Nowhere are the stakes higher than in Basra, Iraq's third largest city and surrounding province whose oil wealth is not only the engine of the nation's economy but a key Shiite battleground for shaping the political future.

The region is beset with rivalries among three main Shiite factions -- the former rebel Supreme Iraqi Islamic Council, the smaller but influential Fadhila party, and Prime Minister Nuri al-Maliki's State of Law coalition.

Two party lists backed by the popular cleric Moqtada al-Sadr are also competing, while secular parties have likewise joined the race.

Basra is awash with campaign posters and banners of more than 1,000 candidates -- 300 of them women -- bidding for 35 of the 440 seats being contested nationwide.

But the political enthusiasm contrasts sharply with the stench of sewer-filled canals and the vast tracts of rotting rubbish piled waist high along the potholed and dust-filled roads of vast Shiite slums.

Infrastructure is woeful, with few of the city's one million residents enjoying clean water, while power cuts are constant and unemployment hovers around 40 percent.

"We need electricity, water and jobs," said Sajad Ali, 25, echoing a call repeated by so many residents that it could be the city's unhappy mantra.

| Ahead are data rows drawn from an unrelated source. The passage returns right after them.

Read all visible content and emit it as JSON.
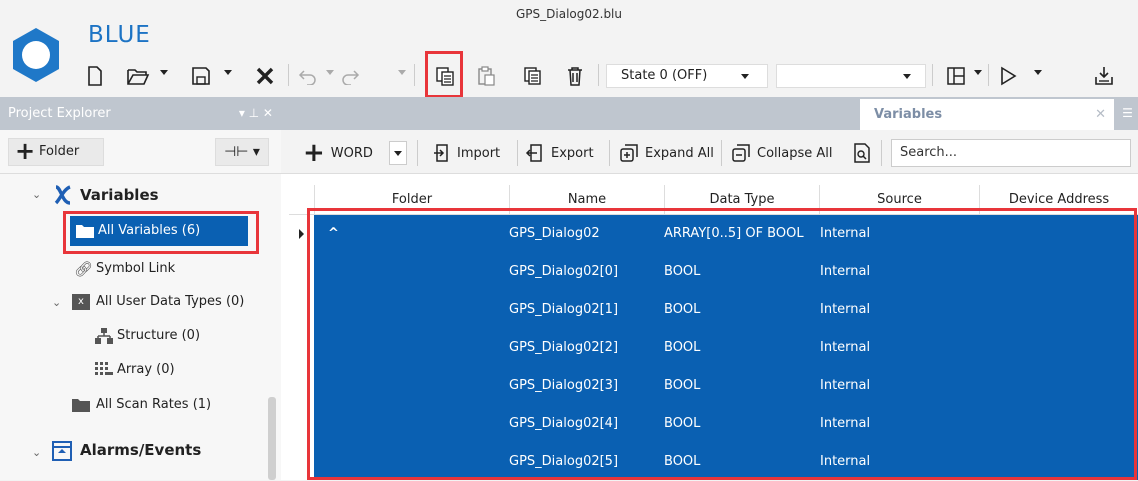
{
  "window": {
    "file_title": "GPS_Dialog02.blu",
    "app_name": "BLUE"
  },
  "toolbar": {
    "state_value": "State 0 (OFF)",
    "second_combo_value": "",
    "icons": [
      "new-file-icon",
      "open-folder-icon",
      "save-icon",
      "delete-x-icon",
      "undo-icon",
      "redo-icon",
      "copy-icon",
      "paste-icon",
      "duplicate-icon",
      "trash-icon",
      "layout-icon",
      "play-icon",
      "download-icon"
    ],
    "highlighted": "copy-icon",
    "highlight_color": "#e8353a"
  },
  "explorer": {
    "title": "Project Explorer",
    "header_icons": "▾ ⊥ ✕",
    "folder_button": "Folder",
    "pin_glyph": "⊣⊢ ▾",
    "tree": [
      {
        "label": "Variables",
        "bold": true,
        "expanded": true,
        "icon": "variables-x-icon"
      },
      {
        "label": "All Variables (6)",
        "selected": true,
        "icon": "folder-icon"
      },
      {
        "label": "Symbol Link",
        "icon": "link-icon"
      },
      {
        "label": "All User Data Types (0)",
        "expanded": true,
        "icon": "user-types-icon"
      },
      {
        "label": "Structure (0)",
        "icon": "structure-icon"
      },
      {
        "label": "Array (0)",
        "icon": "array-icon"
      },
      {
        "label": "All Scan Rates (1)",
        "icon": "folder-icon"
      },
      {
        "label": "Alarms/Events",
        "bold": true,
        "expanded": true,
        "icon": "alarms-icon"
      }
    ]
  },
  "tabs": {
    "active": "Variables"
  },
  "var_toolbar": {
    "add_type": "WORD",
    "import": "Import",
    "export": "Export",
    "expand_all": "Expand All",
    "collapse_all": "Collapse All",
    "search_placeholder": "Search..."
  },
  "grid": {
    "columns": [
      "Folder",
      "Name",
      "Data Type",
      "Source",
      "Device Address"
    ],
    "selection_color": "#0a60b2",
    "rows": [
      {
        "folder": "^",
        "name": "GPS_Dialog02",
        "type": "ARRAY[0..5] OF BOOL",
        "source": "Internal"
      },
      {
        "folder": "",
        "name": "GPS_Dialog02[0]",
        "type": "BOOL",
        "source": "Internal"
      },
      {
        "folder": "",
        "name": "GPS_Dialog02[1]",
        "type": "BOOL",
        "source": "Internal"
      },
      {
        "folder": "",
        "name": "GPS_Dialog02[2]",
        "type": "BOOL",
        "source": "Internal"
      },
      {
        "folder": "",
        "name": "GPS_Dialog02[3]",
        "type": "BOOL",
        "source": "Internal"
      },
      {
        "folder": "",
        "name": "GPS_Dialog02[4]",
        "type": "BOOL",
        "source": "Internal"
      },
      {
        "folder": "",
        "name": "GPS_Dialog02[5]",
        "type": "BOOL",
        "source": "Internal"
      }
    ]
  }
}
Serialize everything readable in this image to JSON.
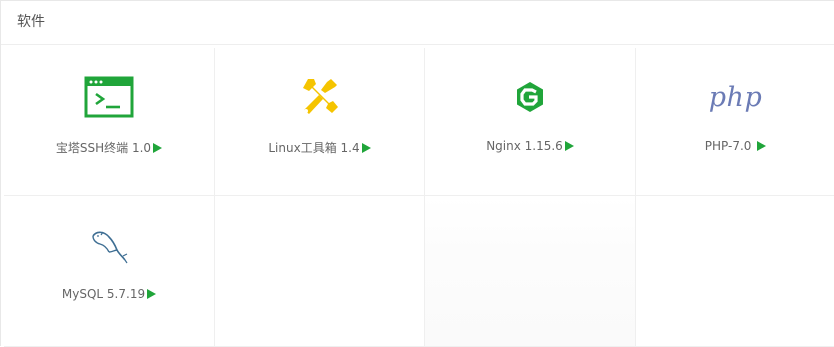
{
  "panel": {
    "title": "软件"
  },
  "software": [
    {
      "name": "宝塔SSH终端 1.0",
      "icon": "terminal-icon",
      "color": "#20a53a"
    },
    {
      "name": "Linux工具箱 1.4",
      "icon": "tools-icon",
      "color": "#f5c400"
    },
    {
      "name": "Nginx 1.15.6",
      "icon": "nginx-icon",
      "color": "#20a53a"
    },
    {
      "name": "PHP-7.0",
      "icon": "php-icon",
      "icon_text": "php",
      "color": "#6b7bb5"
    },
    {
      "name": "MySQL 5.7.19",
      "icon": "mysql-dolphin-icon",
      "color": "#3e6e93"
    }
  ],
  "colors": {
    "accent": "#20a53a",
    "border": "#efefef",
    "text": "#666666"
  }
}
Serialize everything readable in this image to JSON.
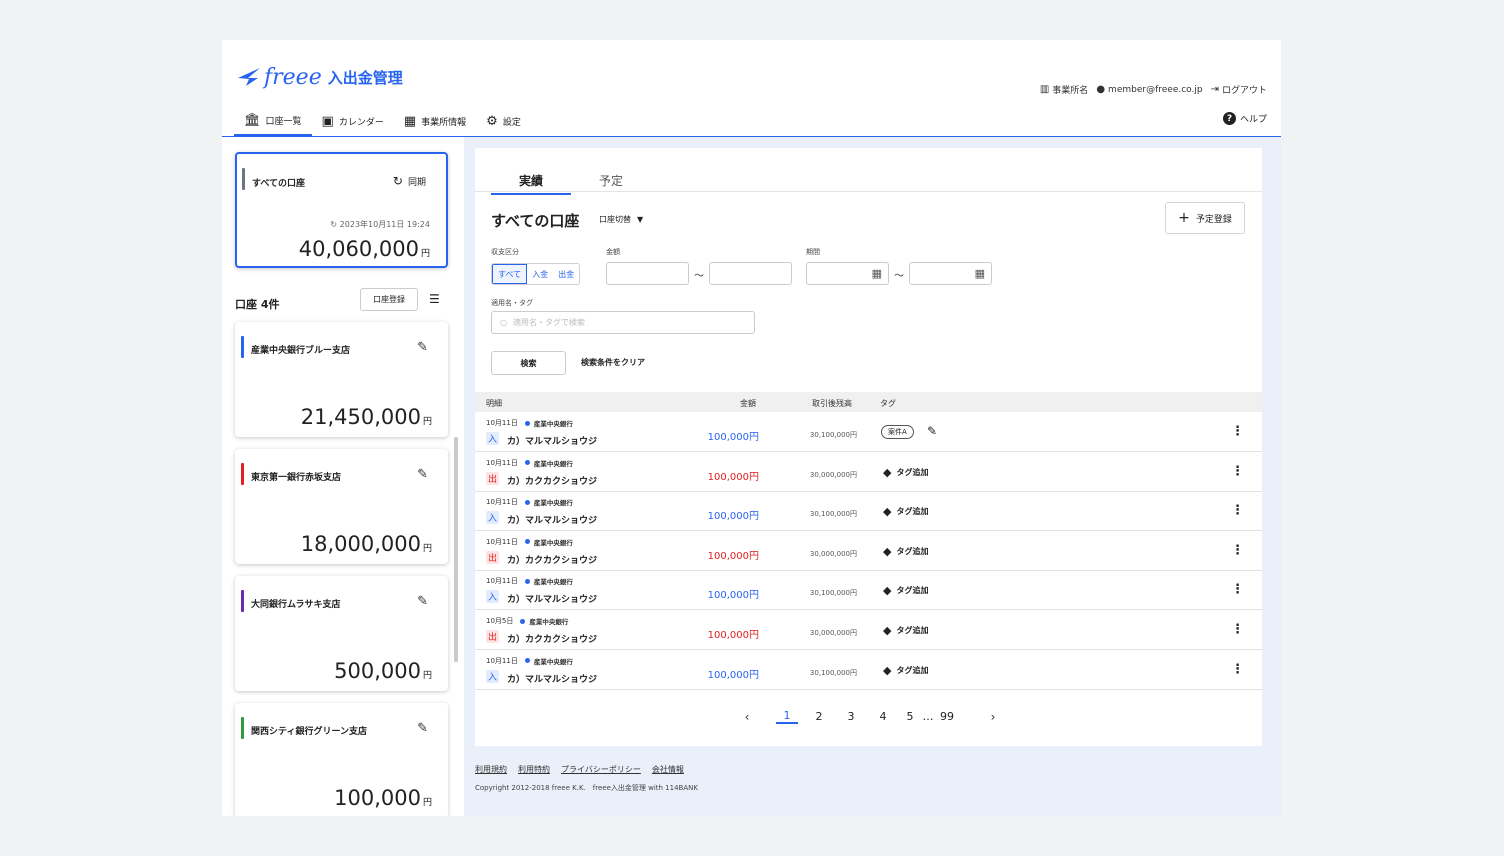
{
  "brand": {
    "word": "freee",
    "title": "入出金管理"
  },
  "header": {
    "office": "事業所名",
    "user": "member@freee.co.jp",
    "logout": "ログアウト",
    "help": "ヘルプ"
  },
  "nav": [
    {
      "label": "口座一覧",
      "icon": "bank-icon"
    },
    {
      "label": "カレンダー",
      "icon": "calendar-icon"
    },
    {
      "label": "事業所情報",
      "icon": "building-icon"
    },
    {
      "label": "設定",
      "icon": "gear-icon"
    }
  ],
  "all_account": {
    "name": "すべての口座",
    "sync": "同期",
    "updated": "2023年10月11日 19:24",
    "amount": "40,060,000",
    "unit": "円"
  },
  "accounts_header": {
    "title": "口座 4件",
    "register": "口座登録"
  },
  "accounts": [
    {
      "name": "産業中央銀行ブルー支店",
      "amount": "21,450,000",
      "color": "#2864f0"
    },
    {
      "name": "東京第一銀行赤坂支店",
      "amount": "18,000,000",
      "color": "#e02020"
    },
    {
      "name": "大同銀行ムラサキ支店",
      "amount": "500,000",
      "color": "#6a2bb0"
    },
    {
      "name": "関西シティ銀行グリーン支店",
      "amount": "100,000",
      "color": "#2e9a3a"
    }
  ],
  "tabs": [
    "実績",
    "予定"
  ],
  "main": {
    "title": "すべての口座",
    "switch": "口座切替",
    "add_plan": "予定登録",
    "filter": {
      "type_label": "収支区分",
      "types": [
        "すべて",
        "入金",
        "出金"
      ],
      "amount_label": "金額",
      "period_label": "期間",
      "tilde": "〜",
      "tag_label": "適用名・タグ",
      "tag_placeholder": "適用名・タグで検索",
      "search": "検索",
      "clear": "検索条件をクリア"
    }
  },
  "table": {
    "headers": {
      "detail": "明細",
      "amount": "金額",
      "balance": "取引後残高",
      "tag": "タグ"
    },
    "rows": [
      {
        "date": "10月11日",
        "bank": "産業中央銀行",
        "kind": "入",
        "dir": "in",
        "payee": "カ）マルマルショウジ",
        "amount": "100,000円",
        "balance": "30,100,000円",
        "tag": "案件A",
        "has_chip": true
      },
      {
        "date": "10月11日",
        "bank": "産業中央銀行",
        "kind": "出",
        "dir": "out",
        "payee": "カ）カクカクショウジ",
        "amount": "100,000円",
        "balance": "30,000,000円",
        "tag": "タグ追加",
        "has_chip": false
      },
      {
        "date": "10月11日",
        "bank": "産業中央銀行",
        "kind": "入",
        "dir": "in",
        "payee": "カ）マルマルショウジ",
        "amount": "100,000円",
        "balance": "30,100,000円",
        "tag": "タグ追加",
        "has_chip": false
      },
      {
        "date": "10月11日",
        "bank": "産業中央銀行",
        "kind": "出",
        "dir": "out",
        "payee": "カ）カクカクショウジ",
        "amount": "100,000円",
        "balance": "30,000,000円",
        "tag": "タグ追加",
        "has_chip": false
      },
      {
        "date": "10月11日",
        "bank": "産業中央銀行",
        "kind": "入",
        "dir": "in",
        "payee": "カ）マルマルショウジ",
        "amount": "100,000円",
        "balance": "30,100,000円",
        "tag": "タグ追加",
        "has_chip": false
      },
      {
        "date": "10月5日",
        "bank": "産業中央銀行",
        "kind": "出",
        "dir": "out",
        "payee": "カ）カクカクショウジ",
        "amount": "100,000円",
        "balance": "30,000,000円",
        "tag": "タグ追加",
        "has_chip": false
      },
      {
        "date": "10月11日",
        "bank": "産業中央銀行",
        "kind": "入",
        "dir": "in",
        "payee": "カ）マルマルショウジ",
        "amount": "100,000円",
        "balance": "30,100,000円",
        "tag": "タグ追加",
        "has_chip": false
      }
    ]
  },
  "pagination": {
    "pages": [
      "1",
      "2",
      "3",
      "4",
      "5"
    ],
    "ellipsis": "…",
    "last": "99",
    "current": "1"
  },
  "footer": {
    "links": [
      "利用規約",
      "利用特約",
      "プライバシーポリシー",
      "会社情報"
    ],
    "copyright": "Copyright 2012-2018 freee K.K.　freee入出金管理 with 114BANK"
  },
  "colors": {
    "accent": "#2864f0",
    "income": "#2864f0",
    "expense": "#e02020"
  }
}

The importance of Basra's oil wealth has drawn senior politicians, including Maliki, to stump for their parties in a bid to sway undecided voters.

Basra now needs more funding, said Mohadhel Khanger, chairman of the economic development committee of Basra's provincial council.

"We need greater policy authority to flow from Baghdad to Basra and we need greater financial support," said Khanger, who estimates a budget of two billion dollars a year is needed for the next five years.

Politicians complain that Basra's annual 300-million-dollar budget is not enough to rebuild a city ruined by the U.S.-led war.

Basra is considered the country's financial hub, due to crude oil production and its harbor. More than 70 percent of Iraq's oil is produced in the region and its port is used for 80 percent of crude exports.

Desperate residents accuse council members of corruption, but politicians blame Baghdad's centralist policy which they say gives them no control over oil revenues.

"Basra is exporting oil to Baghdad and we are not getting any money back," said Jamal Abdul Zarah, a Shiite chief from Fadhila.

Some politicians have even called for a referendum to allow the region to gain an autonomous status similar to the three Kurdish provinces in northern Iraq, but the bid has failed.